Reference security reports
This table lists examples of security of reports that you can create using different metrics and dimensions:
| Report | Metrics | Dimensions |
|---|---|---|
| All Bot Traffic & Bot Count Report for per environment | bot, bot_traffic | environment |
| Bot Traffic & Bot Count Report for different bot reasons | bot, bot_traffic | bot_reason |
| Bot Traffic & Bot Count Report for different Countries | bot, bot_traffic | ax_geo_country |
| Bot Traffic & Bot Count Report for different ISPs | bot, bot_traffic | ax_isp |
| Bot Detection Report (Detailed List View) | bot_traffic | Resolved Client IP, ax_isp, bot_reason, request_uri, client_id |
| Bot traffic per Access Token | bot_traffic | access_token |
| Bot traffic per API proxy | bot_traffic | apiproxy |
| Bot traffic per Agent Family | bot_traffic | ax_ua_agent_family |
| Bot traffic per User Agent | bot_traffic | useragent |
| Bot traffic per Agent Type | bot_traffic | ax_ua_agent_type |
| Bot traffic per Device Category | bot_traffic | ax_ua_device_category |
| Bot traffic per OS family | bot_traffic | ax_ua_os_family |
| Bot traffic per Client ID | bot_traffic | client_id |
| Bot traffic per Proxy Basepath | bot_traffic | proxy_basepath |
| Bot traffic per Proxy Path Suffix | bot_traffic | proxy_pathsuffix |
| Bot traffic per Request URI | bot_traffic | request_uri |
| Bot traffic per Request Verb | bot_traffic | request_verb |
| Bot traffic per Response Status Code | bot_traffic | response_status_code |
Limitations on security reports
Security reports have the following limitations:
- Data flowing into the Apigee Analytics pipeline has a delay of up to 15 to 20 minutes on average. As a result, creating a report in which the End Time is less than 20 mins in the past might return incorrect results.

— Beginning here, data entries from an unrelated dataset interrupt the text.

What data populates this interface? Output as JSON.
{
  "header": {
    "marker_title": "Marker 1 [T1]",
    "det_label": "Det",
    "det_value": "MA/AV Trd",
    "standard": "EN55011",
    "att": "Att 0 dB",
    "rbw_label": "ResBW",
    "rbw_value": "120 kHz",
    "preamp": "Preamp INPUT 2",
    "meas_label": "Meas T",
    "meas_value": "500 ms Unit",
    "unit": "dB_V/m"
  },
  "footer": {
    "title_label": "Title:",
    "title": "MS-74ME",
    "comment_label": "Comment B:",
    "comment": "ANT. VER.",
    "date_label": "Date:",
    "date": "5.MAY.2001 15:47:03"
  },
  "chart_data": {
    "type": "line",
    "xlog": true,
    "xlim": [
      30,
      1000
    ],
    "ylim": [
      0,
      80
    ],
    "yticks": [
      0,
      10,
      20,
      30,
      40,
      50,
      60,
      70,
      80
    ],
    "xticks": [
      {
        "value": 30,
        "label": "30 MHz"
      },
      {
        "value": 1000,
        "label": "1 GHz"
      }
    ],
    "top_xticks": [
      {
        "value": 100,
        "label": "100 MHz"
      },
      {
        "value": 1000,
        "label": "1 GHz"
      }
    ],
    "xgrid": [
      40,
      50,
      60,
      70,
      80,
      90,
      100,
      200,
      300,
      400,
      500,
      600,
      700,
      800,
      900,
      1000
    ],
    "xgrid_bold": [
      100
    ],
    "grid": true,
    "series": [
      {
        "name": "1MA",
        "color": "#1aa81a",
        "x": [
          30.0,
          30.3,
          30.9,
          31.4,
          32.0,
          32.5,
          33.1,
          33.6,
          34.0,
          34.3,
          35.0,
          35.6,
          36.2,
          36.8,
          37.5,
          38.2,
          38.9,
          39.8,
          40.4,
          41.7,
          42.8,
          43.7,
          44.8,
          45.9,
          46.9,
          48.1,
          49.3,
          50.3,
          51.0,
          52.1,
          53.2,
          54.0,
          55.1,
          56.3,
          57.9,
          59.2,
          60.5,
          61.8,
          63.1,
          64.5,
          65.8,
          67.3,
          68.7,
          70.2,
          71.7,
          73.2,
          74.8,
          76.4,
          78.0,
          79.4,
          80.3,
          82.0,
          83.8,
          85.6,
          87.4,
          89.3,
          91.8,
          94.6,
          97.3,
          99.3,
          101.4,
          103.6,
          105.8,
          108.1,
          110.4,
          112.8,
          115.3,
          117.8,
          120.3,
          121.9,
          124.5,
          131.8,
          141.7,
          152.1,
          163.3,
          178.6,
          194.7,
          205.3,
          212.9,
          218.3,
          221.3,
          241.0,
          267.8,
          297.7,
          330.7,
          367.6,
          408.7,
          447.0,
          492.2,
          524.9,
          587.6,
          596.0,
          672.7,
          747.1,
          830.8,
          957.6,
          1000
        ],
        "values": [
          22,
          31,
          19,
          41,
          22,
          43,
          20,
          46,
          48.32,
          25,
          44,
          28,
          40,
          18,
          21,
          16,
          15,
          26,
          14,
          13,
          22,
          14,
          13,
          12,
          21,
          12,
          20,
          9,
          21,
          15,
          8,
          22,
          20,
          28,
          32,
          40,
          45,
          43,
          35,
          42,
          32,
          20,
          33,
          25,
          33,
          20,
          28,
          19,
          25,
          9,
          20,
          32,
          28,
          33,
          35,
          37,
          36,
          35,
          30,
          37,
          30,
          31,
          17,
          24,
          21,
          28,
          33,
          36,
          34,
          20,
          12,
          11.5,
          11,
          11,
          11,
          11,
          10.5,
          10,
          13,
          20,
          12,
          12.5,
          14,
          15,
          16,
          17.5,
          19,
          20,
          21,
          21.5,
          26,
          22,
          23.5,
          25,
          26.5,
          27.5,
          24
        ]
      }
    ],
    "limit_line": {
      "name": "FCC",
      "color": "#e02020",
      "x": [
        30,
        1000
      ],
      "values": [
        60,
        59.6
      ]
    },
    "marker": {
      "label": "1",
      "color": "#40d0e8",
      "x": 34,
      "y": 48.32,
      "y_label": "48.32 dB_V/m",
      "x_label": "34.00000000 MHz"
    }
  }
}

- Maximum time range for bot reports is 1 year.
- The maximum number of metrics you can use in a report is 25, and the maximum number of dimensions you can use is 25.
- As with the
asynchronous custom reports
API, there is a limit of 31 MB of data for a report. If you
encounter a size limit on a report, you can either:
- Reduce the time range of the report.
- Split the data into smaller subsets by filtering on a set of values, and then create multiple reports, one for each subset.
- The Resolved Client IP dimension can't be listed in the same report with either the ax_geo_city or ax_geo_country dimension, due to privacy concerns.
- Security report jobs that filter on the
incident_idmust include theincident_idas a dimension. - The following metrics are only available via the security reports API, but not in the UI: bot_first_detected (min) and bot_last_detected (max).